The 7:30 program began with trooping of the colors by a Civil War re-enactment group, the 6th Regiment, U.S. Colored Troops, led by 1st Sgt. Fred Minus, with a fife and drum corps.
Next came a candlelight procession by 10 local boys and girls between 12 and 14 years of age, all members of the Trenton Mayor’s Youth Advisory Council. They stood in the front of the room, holding aloft their candles, while Jennifer Sutphin, a graduate student with the New York City-based Alvin Ailey Dance Company, danced in memory of all deceased civil rights leaders to the hymn, “How Great Is Thy Faithfulness.”
After the dance came the somber roll call by the youth advisory council for deceased civil rights leaders.
The solemn recitation began with the names of national leaders: Dr. Martin Luther King Jr. and Mrs. Coretta Scott King, Medger Evans, Rosa Parks, Ralph Abernathy, Supreme Court Justice Thurgood Marshall, Roy Wilkins, Whitney Young, C. Dolores Tucker, Fannie Lou Hamer, Dr. William DuBois, Rev. J. A. Delaney, Bayard Rustin, A. Phillip Randolph, Shirley Chisholm, three slain civil rights workers, Michael Schwerner, James Chaney and Andrew Goodman.
Then came New Jersey’s deceased civil rights activists: Gov. Robert B. Meyner and wife Helen Meyner, Fanny Lou Hamer, Gov. Richard P. Hughes and wife Betty Hughes, Trenton Mayor Arthur J. Holland, Stanley Van Ness, Esq., Rosa Lee Dietz, NAACP leader Catherine Graham, Annie M. Flowers, Dr. Leroy Morris, Dr. Morris and Molly Sorer, Paul Pintella Sr., Ruth Rabstein Pellettieri, Albert Bo Robinson, Mary G. Roebling, Jenny Stubblefield, Benny Taylor, Berline V. Williams, Gladys Hedgepeth, Rev. S. Howard Woodson Jr., Mr. and Mrs. William Dinkins (ex-New York Mayor David Dinkin’s parents).
Mercer County Freeholder Keith Hamilton served as master of ceremonies, Trenton Councilwoman Annette Lartigue gave the welcome, and Emily Mann, artistic director of the McCarter Theater in Princeton, offered the champagne toast for Barack Obama, The invocation was given by the Rev. Donald Medley, pastor of Asbury United Methodist Church in Trenton.

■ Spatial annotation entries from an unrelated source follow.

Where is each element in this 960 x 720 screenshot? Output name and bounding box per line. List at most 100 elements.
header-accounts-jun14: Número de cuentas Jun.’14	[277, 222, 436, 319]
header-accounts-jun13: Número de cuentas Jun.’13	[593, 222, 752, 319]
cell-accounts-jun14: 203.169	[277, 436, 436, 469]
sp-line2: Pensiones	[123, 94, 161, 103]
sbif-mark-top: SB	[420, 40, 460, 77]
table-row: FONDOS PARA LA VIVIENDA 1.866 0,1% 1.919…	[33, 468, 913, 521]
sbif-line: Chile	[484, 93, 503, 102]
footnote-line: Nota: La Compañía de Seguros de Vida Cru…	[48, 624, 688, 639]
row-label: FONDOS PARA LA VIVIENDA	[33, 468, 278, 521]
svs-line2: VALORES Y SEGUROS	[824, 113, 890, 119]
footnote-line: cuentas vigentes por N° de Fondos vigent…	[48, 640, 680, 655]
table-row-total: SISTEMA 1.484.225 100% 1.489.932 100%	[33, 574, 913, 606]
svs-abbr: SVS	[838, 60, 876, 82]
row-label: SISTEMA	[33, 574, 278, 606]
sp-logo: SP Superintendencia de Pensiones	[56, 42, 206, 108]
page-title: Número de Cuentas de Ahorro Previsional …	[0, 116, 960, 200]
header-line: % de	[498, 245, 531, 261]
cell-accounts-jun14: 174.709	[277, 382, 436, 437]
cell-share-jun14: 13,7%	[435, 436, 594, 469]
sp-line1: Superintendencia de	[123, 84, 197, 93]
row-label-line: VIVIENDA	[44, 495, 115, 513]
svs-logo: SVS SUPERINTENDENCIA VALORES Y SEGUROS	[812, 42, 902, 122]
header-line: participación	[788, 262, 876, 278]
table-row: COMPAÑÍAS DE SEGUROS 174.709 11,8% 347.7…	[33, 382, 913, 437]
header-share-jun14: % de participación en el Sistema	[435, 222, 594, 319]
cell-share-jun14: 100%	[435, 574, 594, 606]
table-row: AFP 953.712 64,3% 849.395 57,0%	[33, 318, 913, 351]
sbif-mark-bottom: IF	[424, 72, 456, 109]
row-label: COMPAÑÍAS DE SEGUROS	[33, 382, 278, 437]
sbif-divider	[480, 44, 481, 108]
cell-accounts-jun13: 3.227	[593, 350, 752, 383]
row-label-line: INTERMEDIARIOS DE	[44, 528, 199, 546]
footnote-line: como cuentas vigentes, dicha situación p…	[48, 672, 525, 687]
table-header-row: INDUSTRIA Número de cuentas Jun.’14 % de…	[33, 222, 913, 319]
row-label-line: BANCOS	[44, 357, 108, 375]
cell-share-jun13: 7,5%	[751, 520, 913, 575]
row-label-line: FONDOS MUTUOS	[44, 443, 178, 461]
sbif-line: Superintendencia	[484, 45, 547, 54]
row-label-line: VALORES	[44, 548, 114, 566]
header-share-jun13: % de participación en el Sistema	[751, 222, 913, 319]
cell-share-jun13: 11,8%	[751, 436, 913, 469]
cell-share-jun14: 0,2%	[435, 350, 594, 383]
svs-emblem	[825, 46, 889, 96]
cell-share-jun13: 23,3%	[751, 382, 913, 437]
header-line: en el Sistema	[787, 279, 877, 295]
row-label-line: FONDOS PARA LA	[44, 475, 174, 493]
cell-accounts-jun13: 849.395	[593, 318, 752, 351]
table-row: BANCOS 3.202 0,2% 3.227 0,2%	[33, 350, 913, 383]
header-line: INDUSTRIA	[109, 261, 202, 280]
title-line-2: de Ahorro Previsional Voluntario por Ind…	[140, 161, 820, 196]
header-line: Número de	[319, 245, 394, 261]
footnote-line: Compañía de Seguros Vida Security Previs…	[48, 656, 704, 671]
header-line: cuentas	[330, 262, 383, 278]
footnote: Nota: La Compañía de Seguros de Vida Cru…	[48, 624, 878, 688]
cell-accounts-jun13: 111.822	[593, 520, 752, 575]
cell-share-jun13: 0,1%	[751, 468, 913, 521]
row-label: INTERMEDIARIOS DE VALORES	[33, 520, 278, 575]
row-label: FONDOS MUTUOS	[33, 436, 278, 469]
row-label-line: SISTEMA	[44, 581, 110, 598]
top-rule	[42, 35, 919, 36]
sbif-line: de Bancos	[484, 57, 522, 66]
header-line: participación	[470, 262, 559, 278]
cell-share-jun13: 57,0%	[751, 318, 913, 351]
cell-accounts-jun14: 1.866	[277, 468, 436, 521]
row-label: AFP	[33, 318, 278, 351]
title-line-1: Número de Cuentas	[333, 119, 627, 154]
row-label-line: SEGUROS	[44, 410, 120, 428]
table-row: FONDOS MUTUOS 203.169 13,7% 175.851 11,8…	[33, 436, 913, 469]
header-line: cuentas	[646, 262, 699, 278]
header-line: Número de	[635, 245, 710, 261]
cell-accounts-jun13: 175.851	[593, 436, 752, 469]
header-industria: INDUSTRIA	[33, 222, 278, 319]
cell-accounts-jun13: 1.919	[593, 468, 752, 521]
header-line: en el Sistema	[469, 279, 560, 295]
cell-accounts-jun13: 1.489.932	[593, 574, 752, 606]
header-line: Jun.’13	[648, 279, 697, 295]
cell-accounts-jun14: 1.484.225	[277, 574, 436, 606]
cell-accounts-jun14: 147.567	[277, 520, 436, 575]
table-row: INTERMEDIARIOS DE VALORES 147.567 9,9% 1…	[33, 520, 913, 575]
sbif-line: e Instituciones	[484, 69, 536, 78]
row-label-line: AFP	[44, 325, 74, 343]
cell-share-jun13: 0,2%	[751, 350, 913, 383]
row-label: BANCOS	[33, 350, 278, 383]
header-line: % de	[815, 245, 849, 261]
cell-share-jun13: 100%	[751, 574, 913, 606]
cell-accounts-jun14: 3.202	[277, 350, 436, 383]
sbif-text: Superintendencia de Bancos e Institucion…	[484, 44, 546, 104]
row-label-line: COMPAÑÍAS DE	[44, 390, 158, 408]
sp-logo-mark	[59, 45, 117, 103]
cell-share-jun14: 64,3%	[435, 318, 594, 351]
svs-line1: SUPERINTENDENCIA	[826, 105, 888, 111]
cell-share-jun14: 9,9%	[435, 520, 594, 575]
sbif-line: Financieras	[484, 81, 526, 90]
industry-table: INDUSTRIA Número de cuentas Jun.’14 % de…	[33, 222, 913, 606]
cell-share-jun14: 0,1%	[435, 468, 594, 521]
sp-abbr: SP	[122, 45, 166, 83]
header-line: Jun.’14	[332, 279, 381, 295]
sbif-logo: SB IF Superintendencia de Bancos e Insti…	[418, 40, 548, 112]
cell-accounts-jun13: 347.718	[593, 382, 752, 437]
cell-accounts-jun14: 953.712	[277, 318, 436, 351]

Mrs. Savage-Jennings and Jeffery Zeiger, the Marriott’s general manager, extended thanks to all who worked on the committee.
“Trenton is poised to be on the national map because of what’s happening in Washington, D.C.,” Zeiger said afterward. “We have the assets and passion to create an environment on a cold Tuesday night that attracts 340 people.”
Tickets for the ball cost $100, and proceeds will benefit three area nonprofit organizations: the Boys and Girls Club of Mercer County, New Jersey State Federation of Colored Women’s Clubs for the mentoring program, and the I Am Trenton Foundation.